These exquisite, intricate machines are proteins. They underpin not just the biological processes in your body but every biological process in every living thing. They’re the building blocks of life.
Currently, there are over 200 million known proteins, with many more found every year. Each one has a unique 3D shape that determines how it works and what it does.
But figuring out the exact structure of a protein remains an expensive and often time-consuming process – and until now – scientists have only been able to study the exact 3D structure of a tiny fraction of the proteins known to science.
Finding ways to close this rapidly expanding gap and predict the structure of millions of unknown proteins can not only help us tackle disease, and more quickly find new medicines, but perhaps, also unlock the mysteries of how life itself works.
These sequences are assembled according to the genetic instructions of an organism's DNA.
Attraction and repulsion between the 20 different types of amino acids cause the string to fold in a feat of ‘spontaneous origami’, forming the intricate curls, loops, and pleats of a protein’s 3D structure.
For decades, scientists have been trying to find a method to reliably determine a protein’s structure just from its sequence of amino acids.
This grand scientific challenge is known as the protein-folding problem.
It was taught by showing it the sequences and structures of around 100,000 known proteins.
Experimental techniques for determining structures have been painstakingly laborious and time consuming (sometimes taking years and millions of dollars).
Our latest system can now predict the shape of a protein, at scale and in minutes, down to atomic accuracy.
This is a significant breakthrough and highlights the impact AI can have on science.
CASP is a community forum that allows researchers to share progress on the protein-folding problem.
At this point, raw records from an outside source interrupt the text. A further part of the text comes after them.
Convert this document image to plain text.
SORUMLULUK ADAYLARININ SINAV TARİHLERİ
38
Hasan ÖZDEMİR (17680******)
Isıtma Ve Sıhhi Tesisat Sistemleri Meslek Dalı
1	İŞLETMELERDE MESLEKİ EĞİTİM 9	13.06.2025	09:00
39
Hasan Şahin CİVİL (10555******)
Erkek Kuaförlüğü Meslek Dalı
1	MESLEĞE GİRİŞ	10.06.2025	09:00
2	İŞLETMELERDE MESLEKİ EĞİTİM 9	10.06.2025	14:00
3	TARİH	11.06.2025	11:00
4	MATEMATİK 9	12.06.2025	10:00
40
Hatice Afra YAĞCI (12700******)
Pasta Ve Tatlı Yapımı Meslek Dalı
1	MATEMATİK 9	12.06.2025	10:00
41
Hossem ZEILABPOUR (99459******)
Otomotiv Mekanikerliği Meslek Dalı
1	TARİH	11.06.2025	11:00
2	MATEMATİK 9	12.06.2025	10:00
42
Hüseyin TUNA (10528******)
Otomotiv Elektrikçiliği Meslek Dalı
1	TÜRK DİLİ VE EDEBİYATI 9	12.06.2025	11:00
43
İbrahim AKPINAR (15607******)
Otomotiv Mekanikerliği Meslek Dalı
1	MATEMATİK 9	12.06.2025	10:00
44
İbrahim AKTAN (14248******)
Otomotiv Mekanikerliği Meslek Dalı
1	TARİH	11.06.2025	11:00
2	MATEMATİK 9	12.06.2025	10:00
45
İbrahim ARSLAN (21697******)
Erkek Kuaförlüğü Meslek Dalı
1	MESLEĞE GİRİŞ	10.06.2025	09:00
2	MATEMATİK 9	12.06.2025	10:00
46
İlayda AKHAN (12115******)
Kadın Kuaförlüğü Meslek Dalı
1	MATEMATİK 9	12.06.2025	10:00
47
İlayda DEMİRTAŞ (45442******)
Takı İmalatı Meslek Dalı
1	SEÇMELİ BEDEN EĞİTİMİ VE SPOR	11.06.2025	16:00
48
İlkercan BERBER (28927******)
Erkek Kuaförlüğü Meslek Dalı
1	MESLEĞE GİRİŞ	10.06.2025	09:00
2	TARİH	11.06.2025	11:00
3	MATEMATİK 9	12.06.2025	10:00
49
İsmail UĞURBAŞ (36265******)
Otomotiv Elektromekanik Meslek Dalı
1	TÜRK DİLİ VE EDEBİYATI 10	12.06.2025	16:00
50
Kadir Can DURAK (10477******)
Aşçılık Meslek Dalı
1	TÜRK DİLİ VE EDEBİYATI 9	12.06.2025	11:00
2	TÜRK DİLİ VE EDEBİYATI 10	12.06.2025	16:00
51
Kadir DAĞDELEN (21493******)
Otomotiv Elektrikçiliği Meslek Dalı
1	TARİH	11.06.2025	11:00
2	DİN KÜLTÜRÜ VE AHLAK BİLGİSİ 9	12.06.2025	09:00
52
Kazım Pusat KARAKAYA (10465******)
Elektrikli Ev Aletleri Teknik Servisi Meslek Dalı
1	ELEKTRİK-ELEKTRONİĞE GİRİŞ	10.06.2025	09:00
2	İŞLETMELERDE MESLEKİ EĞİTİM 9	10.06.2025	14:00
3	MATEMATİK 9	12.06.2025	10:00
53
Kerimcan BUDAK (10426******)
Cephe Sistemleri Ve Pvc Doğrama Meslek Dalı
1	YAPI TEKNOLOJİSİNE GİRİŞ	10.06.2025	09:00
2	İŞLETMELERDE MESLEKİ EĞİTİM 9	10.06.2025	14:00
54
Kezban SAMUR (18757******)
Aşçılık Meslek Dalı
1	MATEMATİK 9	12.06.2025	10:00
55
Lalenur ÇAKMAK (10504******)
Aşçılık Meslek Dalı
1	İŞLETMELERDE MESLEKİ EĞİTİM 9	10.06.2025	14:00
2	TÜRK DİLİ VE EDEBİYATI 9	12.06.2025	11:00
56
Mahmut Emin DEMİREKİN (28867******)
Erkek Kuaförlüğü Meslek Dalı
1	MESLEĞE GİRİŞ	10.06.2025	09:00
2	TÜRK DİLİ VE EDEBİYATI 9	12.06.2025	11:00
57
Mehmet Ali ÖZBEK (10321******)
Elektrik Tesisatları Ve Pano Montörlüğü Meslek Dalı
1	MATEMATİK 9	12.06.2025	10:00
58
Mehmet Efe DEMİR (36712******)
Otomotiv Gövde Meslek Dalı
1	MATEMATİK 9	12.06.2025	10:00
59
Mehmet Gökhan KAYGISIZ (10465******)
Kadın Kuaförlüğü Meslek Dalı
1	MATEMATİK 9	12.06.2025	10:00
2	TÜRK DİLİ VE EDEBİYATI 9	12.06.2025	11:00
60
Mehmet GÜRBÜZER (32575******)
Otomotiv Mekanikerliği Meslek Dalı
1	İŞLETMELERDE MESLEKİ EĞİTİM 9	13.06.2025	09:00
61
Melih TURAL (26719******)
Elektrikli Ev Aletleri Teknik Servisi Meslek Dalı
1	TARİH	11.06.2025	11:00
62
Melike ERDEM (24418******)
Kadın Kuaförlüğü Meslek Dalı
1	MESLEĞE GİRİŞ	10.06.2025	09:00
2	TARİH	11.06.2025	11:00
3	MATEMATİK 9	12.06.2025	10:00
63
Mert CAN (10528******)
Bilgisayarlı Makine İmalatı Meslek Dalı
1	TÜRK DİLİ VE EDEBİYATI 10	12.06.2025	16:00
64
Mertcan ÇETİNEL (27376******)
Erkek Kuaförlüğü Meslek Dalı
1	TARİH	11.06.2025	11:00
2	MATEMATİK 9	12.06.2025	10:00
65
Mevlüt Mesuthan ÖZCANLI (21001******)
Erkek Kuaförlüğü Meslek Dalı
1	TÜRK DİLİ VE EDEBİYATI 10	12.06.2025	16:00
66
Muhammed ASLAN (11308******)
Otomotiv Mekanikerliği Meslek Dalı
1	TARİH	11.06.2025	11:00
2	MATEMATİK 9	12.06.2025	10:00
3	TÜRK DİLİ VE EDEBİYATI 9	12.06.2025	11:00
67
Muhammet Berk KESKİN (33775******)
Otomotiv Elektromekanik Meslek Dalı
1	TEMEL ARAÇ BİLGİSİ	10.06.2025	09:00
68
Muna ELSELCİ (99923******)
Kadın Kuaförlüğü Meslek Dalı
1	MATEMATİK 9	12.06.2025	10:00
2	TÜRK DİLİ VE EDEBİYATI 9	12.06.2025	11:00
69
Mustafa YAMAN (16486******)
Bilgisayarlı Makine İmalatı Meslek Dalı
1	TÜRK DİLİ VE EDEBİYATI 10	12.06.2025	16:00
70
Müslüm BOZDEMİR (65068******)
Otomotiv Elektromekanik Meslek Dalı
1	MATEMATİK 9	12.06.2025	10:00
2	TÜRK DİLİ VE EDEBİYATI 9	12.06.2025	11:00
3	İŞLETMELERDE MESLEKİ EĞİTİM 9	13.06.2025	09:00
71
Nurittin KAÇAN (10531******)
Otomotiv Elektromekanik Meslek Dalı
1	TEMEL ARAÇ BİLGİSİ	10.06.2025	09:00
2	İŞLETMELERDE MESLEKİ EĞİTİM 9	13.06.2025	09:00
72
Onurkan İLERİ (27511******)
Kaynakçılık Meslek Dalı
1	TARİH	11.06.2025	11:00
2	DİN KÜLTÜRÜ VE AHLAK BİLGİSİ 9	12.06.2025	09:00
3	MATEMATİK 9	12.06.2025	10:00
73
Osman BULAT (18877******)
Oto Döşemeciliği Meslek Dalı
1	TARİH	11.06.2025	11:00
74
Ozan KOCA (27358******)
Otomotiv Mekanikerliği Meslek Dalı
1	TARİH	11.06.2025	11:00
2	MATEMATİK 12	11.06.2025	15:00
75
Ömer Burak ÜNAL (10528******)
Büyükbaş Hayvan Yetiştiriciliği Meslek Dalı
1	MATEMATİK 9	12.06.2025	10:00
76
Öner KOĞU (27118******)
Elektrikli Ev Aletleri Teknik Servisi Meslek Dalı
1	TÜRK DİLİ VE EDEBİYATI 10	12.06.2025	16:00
The community also organises a biennial challenge for research groups to test the accuracy of their predictions against real experimental data.
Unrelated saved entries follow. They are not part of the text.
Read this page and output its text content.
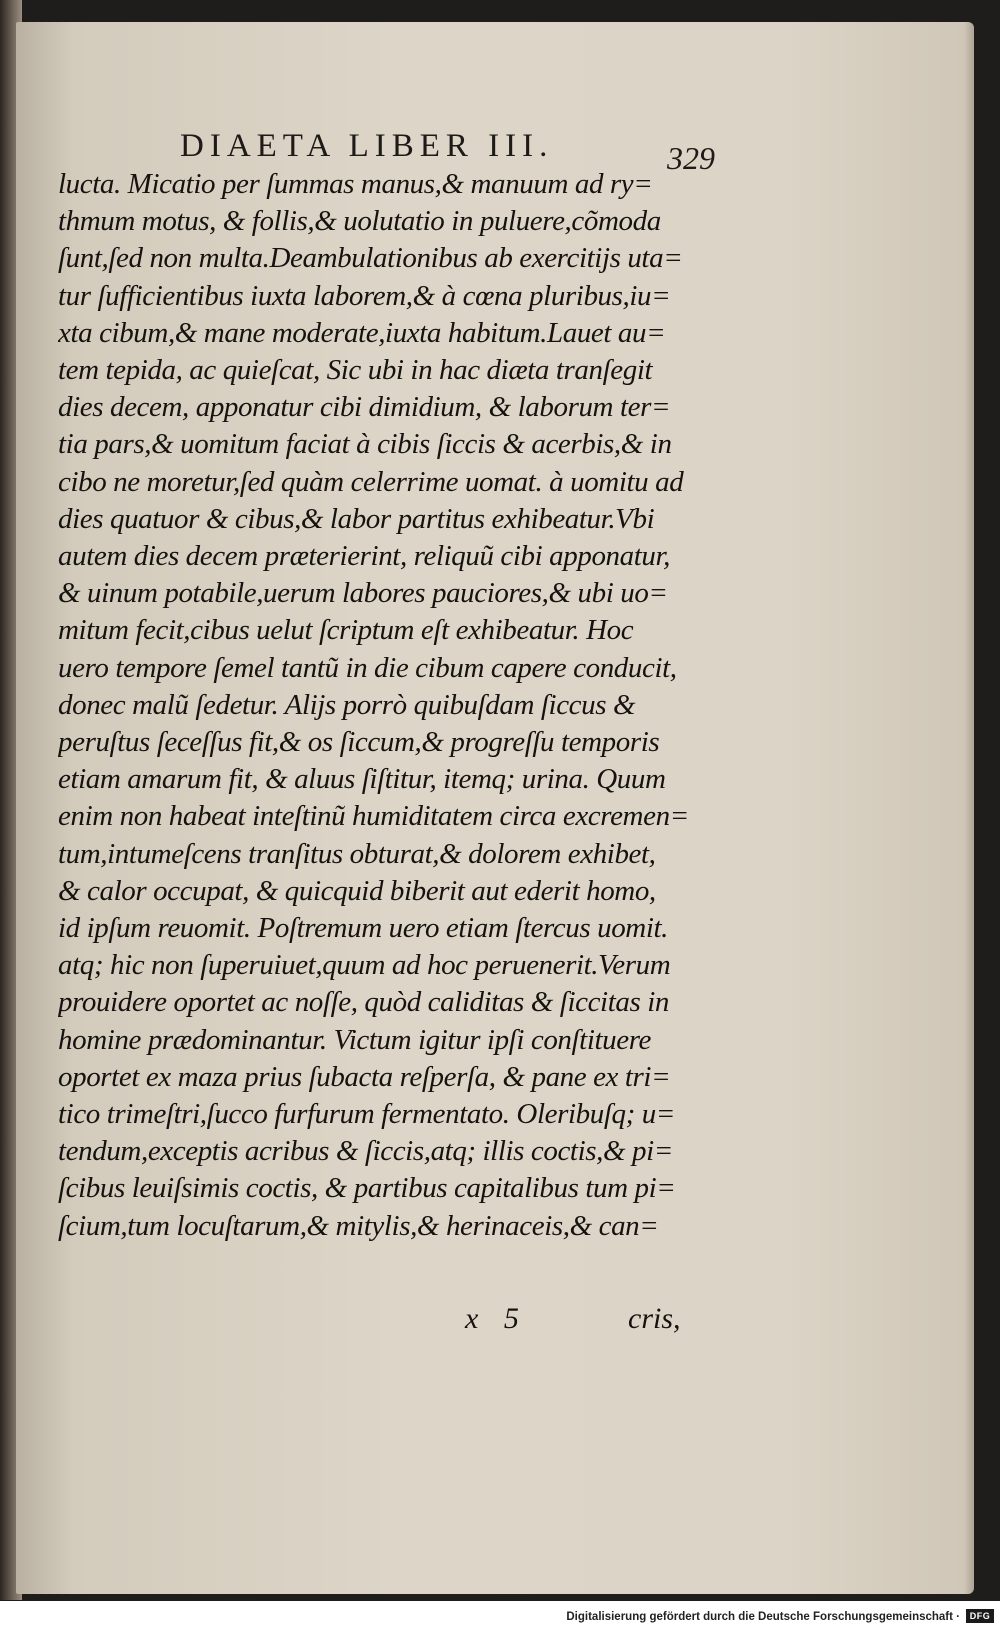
DIAETA LIBER III.	329
lucta. Micatio per ſummas manus,& manuum ad ry=
thmum motus, & follis,& uolutatio in puluere,cõmoda
ſunt,ſed non multa.Deambulationibus ab exercitijs uta=
tur ſufficientibus iuxta laborem,& à cœna pluribus,iu=
xta cibum,& mane moderate,iuxta habitum.Lauet au=
tem tepida, ac quieſcat, Sic ubi in hac diæta tranſegit
dies decem, apponatur cibi dimidium, & laborum ter=
tia pars,& uomitum faciat à cibis ſiccis & acerbis,& in
cibo ne moretur,ſed quàm celerrime uomat. à uomitu ad
dies quatuor & cibus,& labor partitus exhibeatur.Vbi
autem dies decem præterierint, reliquũ cibi apponatur,
& uinum potabile,uerum labores pauciores,& ubi uo=
mitum fecit,cibus uelut ſcriptum eſt exhibeatur. Hoc
uero tempore ſemel tantũ in die cibum capere conducit,
donec malũ ſedetur. Alijs porrò quibuſdam ſiccus &
peruſtus ſeceſſus fit,& os ſiccum,& progreſſu temporis
etiam amarum fit, & aluus ſiſtitur, itemq; urina. Quum
enim non habeat inteſtinũ humiditatem circa excremen=
tum,intumeſcens tranſitus obturat,& dolorem exhibet,
& calor occupat, & quicquid biberit aut ederit homo,
id ipſum reuomit. Poſtremum uero etiam ſtercus uomit.
atq; hic non ſuperuiuet,quum ad hoc peruenerit.Verum
prouidere oportet ac noſſe, quòd caliditas & ſiccitas in
homine prædominantur. Victum igitur ipſi conſtituere
oportet ex maza prius ſubacta reſperſa, & pane ex tri=
tico trimeſtri,ſucco furfurum fermentato. Oleribuſq; u=
tendum,exceptis acribus & ſiccis,atq; illis coctis,& pi=
ſcibus leuiſsimis coctis, & partibus capitalibus tum pi=
ſcium,tum locuſtarum,& mitylis,& herinaceis,& can=
x 5	cris,
Digitalisierung gefördert durch die Deutsche Forschungsgemeinschaft ·	DFG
Teams are given a selection of amino acid sequences for proteins which have had their exact 3D shape mapped but have not yet been released into the public domain. Groups must submit their best predictions to see how close they are to the subsequently revealed structures.
Among the teams that participated in CASP13 (2018), AlphaFold placed first in the protein structure prediction challenge. At CASP14 (2020), we presented our latest version of AlphaFold, which has now reached a level of accuracy considered to solve the protein structure prediction problem.
Our work builds upon decades of research by CASP’s organisers and the protein-folding community, and we’re indebted to the countless number of people who have contributed protein structures over the years, making such rigorous evaluations possible.
The AlphaFold Protein Structure Database, created in partnership with Europe’s flagship laboratory for life sciences (EMBL’s European Bioinformatics Institute), builds upon decades of painstaking work done by scientists, using traditional methods to determine the structure of proteins.
Our first release, on 22 July, 2021, covers over 350,000 structures, including the human proteome – all of the ~20,000 known proteins expressed in the human body – along with the proteomes of 20 additional organisms important for biological research, including yeast, the fruit fly, and the mouse.
These organisms are central to modern biological research, including Nobel Prize winning discoveries and life-saving drug development.
This release dramatically expanded our knowledge of protein structures and more than doubled the number of high-accuracy human protein structures available to scientists around the world.
Our latest release, announced on 28 July, 2022, expands this database from nearly 1 million structures to over 200 million structures – including nearly all catalogued proteins known to science.
Read the blog about our latest release.
Our partners are already using AlphaFold to accelerate progress on important real-world problems.
For instance, the Drugs for Neglected Diseases initiative (DNDi) is advancing drug discovery for neglected diseases, such as Chagas disease and leishmaniasis, which impact millions within poor and vulnerable communities.
Meanwhile, a scientist at the life and material science company, Schrödinger, is searching for ways to improve medicine by creating selective drugs, which can focus on one target rather than many.
At the Centre for Enzyme Innovation (CEI), researchers are discovering and engineering enzymes for breaking down single-use plastics, while teams from universities across Norway and the USA mapped the structure of honey bee Vitellogenin (Vg), a central protein for understanding the immune systems of egg-laying animals.
Looking at how changes in our DNA result in changes in our traits, a professor at ETH Zurich is studying the evolution of proteins. And at the University of Colorado, Boulder, another team is studying antibiotic resistance, a problem which causes 2.8M infections in the US alone each year.